Арбатская эпопея и обязанность помнить 10 страница



Последние слова приводят нас вплотную к непосредственной теме настоящих заметок – к посвященному Риму фильму «Брюхо архитектора». Остановиться на обстоятельствах жизни Гринауэя и на его имидже было необходимо, потому что они вырастают из той пресыщенности культурой, доступности ее, из витающего в воздухе чувства благополучия, неотделимого от чувства всеобщей относительности, иронии и «невсамделишности», чреватой бедой, которые составляют тональную предпосылку всего постмодерна и как жизнеощущения, и как философии. В «Брюхе архитектора» они даны концентрированно – настолько концентрированно, что в конечном счете перерастают сами себя. Предлагаемый разбор фильма не претендует на киноведческий анализ, он носит культурологический и философский характер. Конечная цель его – проверить впечатление, оставляемое фильмом, согласно которому постмодернизм не исчерпывается своим тупиково нигилистическим, глубоко кризисным содержанием, но

1032

и предуказывает, может быть, какие‑то выходы из кризиса, несет на себе отсветы нового, непривычного, гуманизма.

Фабула фильма несложна. Американский архитектор Крэклайт приезжает вместе со своей женой, итальянкой по национальности, в Рим, где он должен строить по контракту с итальянской строительно‑архитектурной фирмой грандиозный выставочный павильон. Открытие павильона должно быть ознаменовано вернисажем выставки, посвященной французскому архитектору XVIII в. Булэ (1728‑1789; годы его жизни указаны в самом фильме) – любимому архитектору Крэклайта. Вскоре после приезда в Рим у него начинается болезнь желудка, сопровождаемая мучительными спазмами и рвотами. Воспользовавшись этим, итальянские антрепренеры постепенно оттесняют Крэклайта от проекта, компрометируют его, и, наконец, разрывают контракт. Вдохновляет интригу итальянский архитектор Кастезиан, в ходе которой он уводит у Крэклайта жену, а самого американца соблазняет по наущению того же Кастезиан а его сестра, владелица фотоателье и художник‑фотограф. Обманутый и совершенно одинокий, смертельно больной Крэклайт в заключительном эпизоде фильма появляется на вернисаже всем чужой, падает из окна верхнего этажа и разбивается насмерть о крышу стоящего внизу автомобиля.

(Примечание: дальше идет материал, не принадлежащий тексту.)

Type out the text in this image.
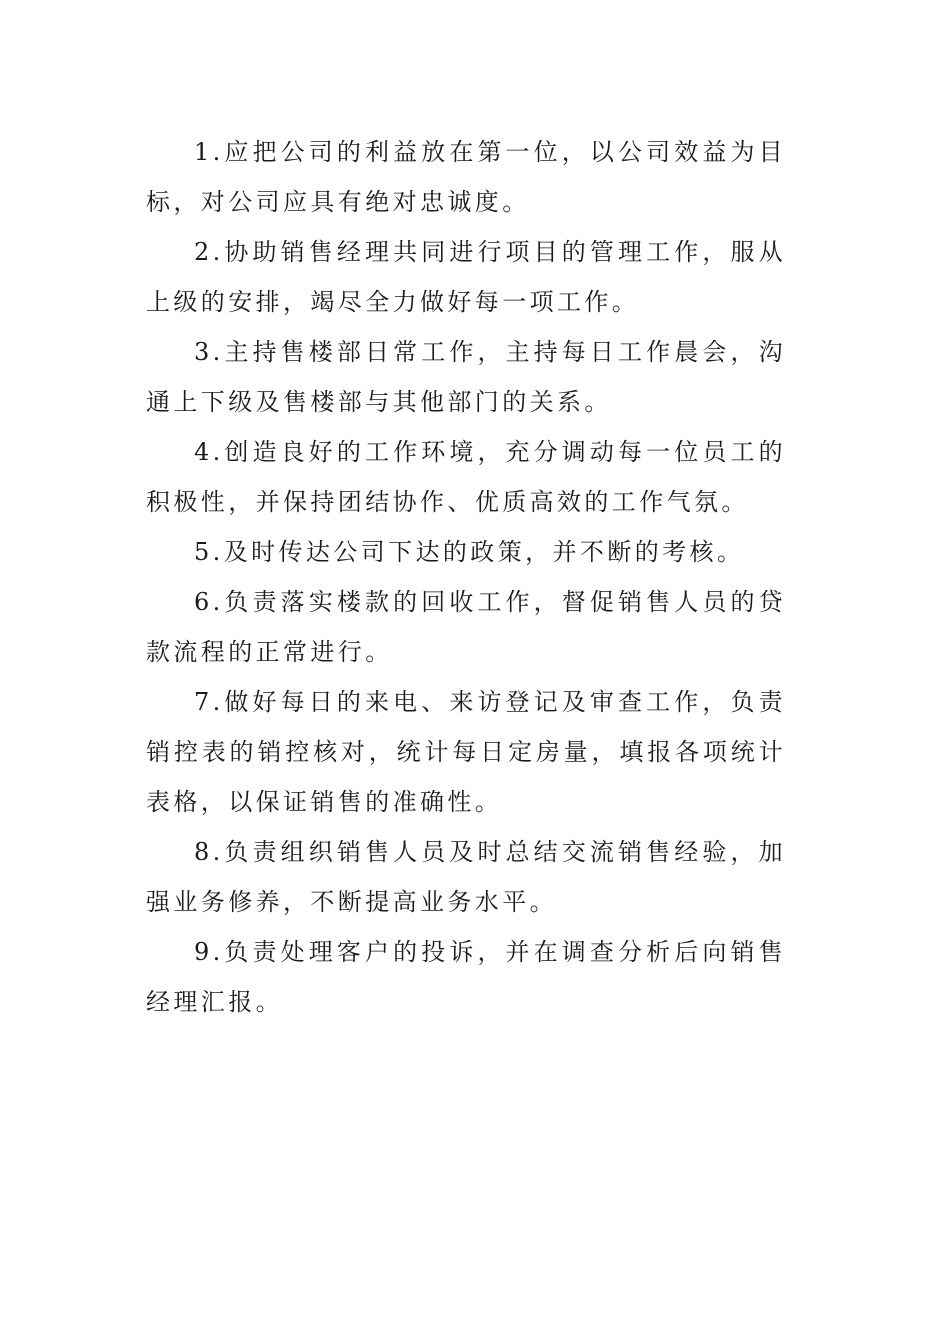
1.应把公司的利益放在第一位，以公司效益为目标，对公司应具有绝对忠诚度。

2.协助销售经理共同进行项目的管理工作，服从上级的安排，竭尽全力做好每一项工作。

3.主持售楼部日常工作，主持每日工作晨会，沟通上下级及售楼部与其他部门的关系。

4.创造良好的工作环境，充分调动每一位员工的积极性，并保持团结协作、优质高效的工作气氛。

5.及时传达公司下达的政策，并不断的考核。

6.负责落实楼款的回收工作，督促销售人员的贷款流程的正常进行。

7.做好每日的来电、来访登记及审查工作，负责销控表的销控核对，统计每日定房量，填报各项统计表格，以保证销售的准确性。

8.负责组织销售人员及时总结交流销售经验，加强业务修养，不断提高业务水平。

9.负责处理客户的投诉，并在调查分析后向销售经理汇报。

В фильме два героя – город Рим и попавший в него американец‑архитектор, и вся картина представляет собой рассказ об их трагическом взаимодействии. На экране периодически появляются памятники древнеримской, средневековой и барочной архитектуры, сказочной красоты и культурно‑исторических ассоциаций – Пантеон, Сан‑Пьетро, Форум, интерьер древнеримского храма, античные руины. В большинстве случаев эти кадры никак не связаны с сюжетом, задача их иная. Глазам западноевропейских зрителей, которые в большинстве, наверное, способны эти ассоциации прочесть, предстает колыбель классической европейской культуры. Лучи, от нее идущие, пронизывают картину, образуя постоянный тональный комментарий к происходящему на экране. Смысл комментария – в неуклонной деградации населяющих сюжет потомков римлян, причем дело обстоит не только так, что великая античная культура мельчает и опошляется в современной Италии, – для Гринауэя такое решение было бы слишком хрестоматийно‑благонамеренным, слишком вульгарным и в лоб. Эта тема в картине есть, но она опосредована другой: пошляки и жулики, окружающие Крэклайта в современной Италии, лишь обнажают преступность и гниль, заложенные уже в античном прежний Рима. Для современных итальянцев великое культурное

1033

предание их страны – предмет тщеславия, снобизма и легкомысленно‑неграмотной болтовни. Они – и мерзкая пародия на это предание, и унизительный контраст с ним, и выявление его подспудного смысла. Один из первых эпизодов происходит на площади Ротонда перед Пантеоном. Камера проходит по надписи на фронтоне, сохранившейся от первоначального храма Марса и Венеры, впоследствии, при Адриане, перестроенного: «Марк Агрип‑па, сын Луция, трижды консул, отстроил». На этом фоне расставлены столы и происходит банкет в честь американского гостя – суетящиеся официанты, льстивые гладкие речи, изобилие еды, среди которой выделяется странный торт в виде полусферы, – узнается воссозданный в креме и сахаре один из самых дерзких и фантастических, так и оставшихся на бумаге архитектурных проектов Булэ. Много раз мелькает мавзолей Виктора‑Эмануила – одно из самых безвкусных созданий архитектуры второй половины XIX в., искусственно вставленное в пейзаж античного Рима. Интеллектуалы сегодняшнего Рима вполне под стать этому образу своего города. Один походя, с видом знатока замечает, что у императора Адриана была кожная болезнь, – она была у нескольких принцепсов, но как раз не у Адриана. Итальянский врач проводит своеобразную экскурсию и, демонстрируя свою образованность, показывает Крэклайту выстроенные в шеренгу бюсты древнеримских императоров. Перед последним он останавливается, не может вспомнить, кто это, и говорит, что изображенный неизвестен, хотя стоит он перед хрестоматийным бюстом Флавия Веспасиана. Человек, сколько‑нибудь сжившийся с римскими источниками итальянской культуры, не узнать его не может, но в том‑то и все дело, что ни один из итальянских интеллектуалов, окружающих Крэклайта и столь тщеславящихся своей вековой культурой, с ней не сжились и знают ее лишь понаслышке. Тема кульминирует в эпизоде, где жуликоватый бродяга‑итальянец тайком отбивает носы у любых встречающихся ему бюстов и затем продает их за большие деньги туристам как реликвии великого прошлого. Крэклайт однажды застает его за этим занятием, и тот молча предлагает ему сговор: протягивает ему один из лежащих на его лотке носов – даром!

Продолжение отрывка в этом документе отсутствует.